3 Are we weak and heavy-laden, Cumbered with a load of care?
  Precious Savior, still our refuge— Take it to the Lord in prayer;
  Do thy friends despise, forsake thee? Take it to the Lord in prayer;
  In His arms He'll take and shield thee, Thou wilt find a solace there.

 大塚野百合による直訳はこうです。
1 何という素晴らしい友でしょうか、主イエスが私たちのすべての罪と悩み  を負ってくださるとは!
  何という特権でしょうか、すべてを神に祈ることができるのは!
  しかし、なんとしばしば私たちは平安を受けそこない、無駄に心を痛める  のでしょうか。
  すべてのことを神に告げる祈りをしないからです。

2 試練や誘惑に出会っていますか? 困難がありますか? 
  失望してはいけません。
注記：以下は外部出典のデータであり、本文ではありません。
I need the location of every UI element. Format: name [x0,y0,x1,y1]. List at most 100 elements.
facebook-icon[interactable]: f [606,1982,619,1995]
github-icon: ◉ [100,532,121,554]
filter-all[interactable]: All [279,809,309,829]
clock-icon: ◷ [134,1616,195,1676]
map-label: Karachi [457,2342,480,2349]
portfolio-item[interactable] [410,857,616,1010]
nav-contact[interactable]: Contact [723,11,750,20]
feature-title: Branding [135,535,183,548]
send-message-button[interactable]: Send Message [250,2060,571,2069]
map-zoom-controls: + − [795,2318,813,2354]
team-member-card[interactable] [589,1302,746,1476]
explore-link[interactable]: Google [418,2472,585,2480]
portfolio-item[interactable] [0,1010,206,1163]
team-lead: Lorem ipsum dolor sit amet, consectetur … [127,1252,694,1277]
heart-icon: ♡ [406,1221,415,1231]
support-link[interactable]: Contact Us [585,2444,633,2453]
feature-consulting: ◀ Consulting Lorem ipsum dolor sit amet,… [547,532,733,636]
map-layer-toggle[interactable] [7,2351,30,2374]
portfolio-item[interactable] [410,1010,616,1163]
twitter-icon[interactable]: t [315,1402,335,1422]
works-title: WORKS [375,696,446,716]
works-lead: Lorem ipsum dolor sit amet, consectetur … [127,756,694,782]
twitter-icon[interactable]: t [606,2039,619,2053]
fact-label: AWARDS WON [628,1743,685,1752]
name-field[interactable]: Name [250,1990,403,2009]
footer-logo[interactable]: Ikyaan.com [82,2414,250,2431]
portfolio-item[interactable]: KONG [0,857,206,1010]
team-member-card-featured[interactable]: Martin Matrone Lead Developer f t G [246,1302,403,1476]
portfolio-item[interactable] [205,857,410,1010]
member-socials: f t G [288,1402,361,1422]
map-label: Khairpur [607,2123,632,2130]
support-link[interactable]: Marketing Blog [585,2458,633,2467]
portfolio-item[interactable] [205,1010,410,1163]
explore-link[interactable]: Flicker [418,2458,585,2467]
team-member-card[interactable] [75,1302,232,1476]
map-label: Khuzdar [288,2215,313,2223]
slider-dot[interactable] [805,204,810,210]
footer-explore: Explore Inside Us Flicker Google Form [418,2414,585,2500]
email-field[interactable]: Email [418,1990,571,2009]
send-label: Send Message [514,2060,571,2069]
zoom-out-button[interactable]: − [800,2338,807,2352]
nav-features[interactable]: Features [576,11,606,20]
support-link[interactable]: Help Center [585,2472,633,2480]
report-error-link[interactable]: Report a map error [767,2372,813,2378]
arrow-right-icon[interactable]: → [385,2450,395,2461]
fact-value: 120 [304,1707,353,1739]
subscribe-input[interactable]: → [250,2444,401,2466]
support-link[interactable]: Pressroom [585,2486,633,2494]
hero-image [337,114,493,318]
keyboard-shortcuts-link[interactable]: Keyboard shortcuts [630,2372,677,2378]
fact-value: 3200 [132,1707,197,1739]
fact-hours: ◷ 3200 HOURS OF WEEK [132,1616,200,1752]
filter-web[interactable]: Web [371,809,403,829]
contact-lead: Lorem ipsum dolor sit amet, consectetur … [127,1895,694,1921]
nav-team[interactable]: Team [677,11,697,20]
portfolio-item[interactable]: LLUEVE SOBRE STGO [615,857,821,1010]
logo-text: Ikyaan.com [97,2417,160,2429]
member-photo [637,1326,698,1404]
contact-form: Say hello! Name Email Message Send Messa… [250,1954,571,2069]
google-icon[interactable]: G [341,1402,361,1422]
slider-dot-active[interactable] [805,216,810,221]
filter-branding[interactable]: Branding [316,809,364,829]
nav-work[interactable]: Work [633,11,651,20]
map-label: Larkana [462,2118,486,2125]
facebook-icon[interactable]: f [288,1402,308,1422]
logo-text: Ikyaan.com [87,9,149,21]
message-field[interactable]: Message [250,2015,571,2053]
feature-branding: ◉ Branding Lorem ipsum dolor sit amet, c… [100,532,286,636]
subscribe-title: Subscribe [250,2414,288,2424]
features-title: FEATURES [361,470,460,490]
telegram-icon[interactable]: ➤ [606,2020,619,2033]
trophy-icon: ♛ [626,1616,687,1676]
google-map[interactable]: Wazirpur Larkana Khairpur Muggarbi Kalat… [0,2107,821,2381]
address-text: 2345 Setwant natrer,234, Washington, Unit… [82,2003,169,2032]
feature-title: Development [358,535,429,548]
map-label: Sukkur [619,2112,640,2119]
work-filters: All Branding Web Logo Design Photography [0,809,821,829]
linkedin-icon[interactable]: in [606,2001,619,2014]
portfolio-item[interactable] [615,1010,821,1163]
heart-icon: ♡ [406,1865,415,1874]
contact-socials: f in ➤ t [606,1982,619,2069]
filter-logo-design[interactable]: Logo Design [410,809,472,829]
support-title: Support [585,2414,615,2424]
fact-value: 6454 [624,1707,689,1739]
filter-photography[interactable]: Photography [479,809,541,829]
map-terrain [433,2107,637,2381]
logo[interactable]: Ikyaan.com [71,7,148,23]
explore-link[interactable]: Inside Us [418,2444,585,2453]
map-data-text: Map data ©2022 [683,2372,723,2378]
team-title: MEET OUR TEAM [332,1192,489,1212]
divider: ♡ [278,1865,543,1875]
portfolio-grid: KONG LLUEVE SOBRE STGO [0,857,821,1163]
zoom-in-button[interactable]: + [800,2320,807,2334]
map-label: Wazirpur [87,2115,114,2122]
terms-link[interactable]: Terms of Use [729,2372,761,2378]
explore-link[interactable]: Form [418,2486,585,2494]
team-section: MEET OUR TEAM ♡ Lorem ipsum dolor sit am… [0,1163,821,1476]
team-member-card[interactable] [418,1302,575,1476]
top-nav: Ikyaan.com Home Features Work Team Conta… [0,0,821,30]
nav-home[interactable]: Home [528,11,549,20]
主に祈りなさい。
  こんなに真実な友があるでしょうか? 私たちのすべての悲しみを感じて  くださるという方が?
  主イエスは私たちの弱さを全部ご存知です。主に祈りなさい。

3 重荷に弱り、心労に疲れていますか? 
  貴い主は私たちの逃れ場です。主に祈りなさい。
    友に軽蔑され、捨てられていますか? 主に祈りなさい。
    主はそのみ腕にあなたを抱き、あなたを守ってくださいます。そこにあなたは慰めを見いだすでしょう。
   
   
 冒頭記した都澤園長先生が卒園する園児たちに「この歌を忘れずにいてほしい」と言ったのは、「これからの人生において様々な困難があっても、イエス様が共にいてくださることをずっと覚えていてほしい」という意味だったのだと思います。

 そのことに関係して思い浮かべる聖句があります。詩篇 37:5です。
「あなたの道を主に任せよ。主に信頼せよ。主が成し遂げてくださる。」
 
 神様は私たちがすべてを主に委ね、主に信頼することを求めておられます。私たちの進む道は神様がすべて守ってくださり、主がなし遂げてくださるのです。

 瀧沢よし子姉の葬送式の説教で私はこう述べました。
『この曲を作詞したスクライヴィンが苦難を神への祈りによって克服し、前へ進んでいったこと、そしてよし子さん・進一さんご夫婦がこの歌を愛唱していたことに思いを馳せるとき、ことに2節の「祈りに応えて慰め給わん」3節の「祈りに応えていたわり給わん」とあるように、お二人がイエス様に祈り、イエス様はお二人の祈りに応え、そして人生を歩まれたことを想像するのであります。』と。
 祈りはこのように重要で価値あるものなのだとつくづく思います。
 さらに2節の「いつくしみ深き友なるイェスは 我らの弱きを知りて憐れむ」の箇所が心に響きます。直訳では「主イエスは私たちの弱さを全部ご存知です」でした。「全部」というところが神の完全性を示しているように思います。だからこそイエス様にすべてを委ねることができる。神様にまったく信頼し祈り続けていきたいと思うのです。  
  聖歌482・讃美歌312「いつくしみ深き友なるイエスは」は真に慰めに満ちた、信仰者の人生を支える曲であると考えます。